Custom Crawler for Parsing PDF files with Sitecore

I recently had to create a crawler in my Sitecore 6.5 project that looked at PDF files in the Media library and called an external API to get a list of PDF files to parse and index. You can do this with Sitecore but the examples for doing this are old and really don’t work any more. It was a bit painful to try and get it all working. It is actually not a hard process, it is just the lack of working examples that made it hard to put all the parts together. I will break this into two parts 1) Create a Customer Crawler 2) Setup PDF indexing. You need to do them both to make PDF indexing happen and both, at least for me had no working examples I could find.

Create a Custom Crawler

For the crawler I started with Sitecore’s documentation (section3.2). It got me started but did not work the way they have it set up, but it does get you introduced to what a crawler is and takes you most the way there.

1) Create the new class

public class FileCrawler : BaseCrawler, ICrawler
2) Implement the two interface methods.
void ICrawler.Add(IndexUpdateContext context)
void ICrawler.Initialize(Index index)

3) Add some properties

public string Root { get; set; }
public string Database { get; set; }

These properties are set via the configuration file you will setup in a moment. Root defines where in the Sitecore tree you want your crawler to start working. Database allows you via your config to change rather the crawler is looking at Web or Master database.

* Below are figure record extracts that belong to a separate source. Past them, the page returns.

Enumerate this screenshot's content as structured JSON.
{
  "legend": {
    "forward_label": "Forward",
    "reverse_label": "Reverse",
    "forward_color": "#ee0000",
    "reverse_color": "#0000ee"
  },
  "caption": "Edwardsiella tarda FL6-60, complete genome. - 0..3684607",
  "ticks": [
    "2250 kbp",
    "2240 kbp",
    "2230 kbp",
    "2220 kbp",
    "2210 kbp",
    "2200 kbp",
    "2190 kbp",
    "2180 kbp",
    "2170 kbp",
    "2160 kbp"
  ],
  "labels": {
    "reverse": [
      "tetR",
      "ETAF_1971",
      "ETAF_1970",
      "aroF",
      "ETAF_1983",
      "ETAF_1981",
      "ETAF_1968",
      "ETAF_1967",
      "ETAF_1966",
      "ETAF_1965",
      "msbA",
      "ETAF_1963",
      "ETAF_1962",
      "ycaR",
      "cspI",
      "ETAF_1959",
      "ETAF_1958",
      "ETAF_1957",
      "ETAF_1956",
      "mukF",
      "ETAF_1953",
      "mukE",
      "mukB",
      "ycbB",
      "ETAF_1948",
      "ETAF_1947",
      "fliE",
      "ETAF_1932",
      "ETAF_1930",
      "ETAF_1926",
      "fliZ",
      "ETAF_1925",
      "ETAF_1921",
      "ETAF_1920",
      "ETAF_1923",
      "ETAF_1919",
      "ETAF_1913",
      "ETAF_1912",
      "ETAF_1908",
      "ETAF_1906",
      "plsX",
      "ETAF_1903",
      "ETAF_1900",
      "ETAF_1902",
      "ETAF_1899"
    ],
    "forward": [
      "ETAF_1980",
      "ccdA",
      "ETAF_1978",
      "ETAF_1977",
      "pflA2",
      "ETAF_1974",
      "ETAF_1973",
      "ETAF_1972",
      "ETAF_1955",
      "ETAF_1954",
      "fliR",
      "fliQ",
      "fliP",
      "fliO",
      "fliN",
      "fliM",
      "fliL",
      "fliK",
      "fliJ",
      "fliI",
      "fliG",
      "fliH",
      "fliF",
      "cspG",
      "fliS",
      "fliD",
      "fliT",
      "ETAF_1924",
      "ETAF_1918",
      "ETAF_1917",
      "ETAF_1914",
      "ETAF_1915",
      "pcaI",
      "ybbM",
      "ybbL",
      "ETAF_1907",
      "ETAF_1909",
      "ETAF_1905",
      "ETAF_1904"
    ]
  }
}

Add is the main entry point to your code. Initialize is called but you may or may not want to do anything in here. For me I did not want to do anything other then a little logging. The Add method is where all my code started. With this you have all the code you need for a custom crawler. You can put a breakpoint somewhere inside the Add method and once you do the next steps you should be able to hit that breakpoint (yes, that means you can attached like normal for Sitecore debugging and debug the crawler).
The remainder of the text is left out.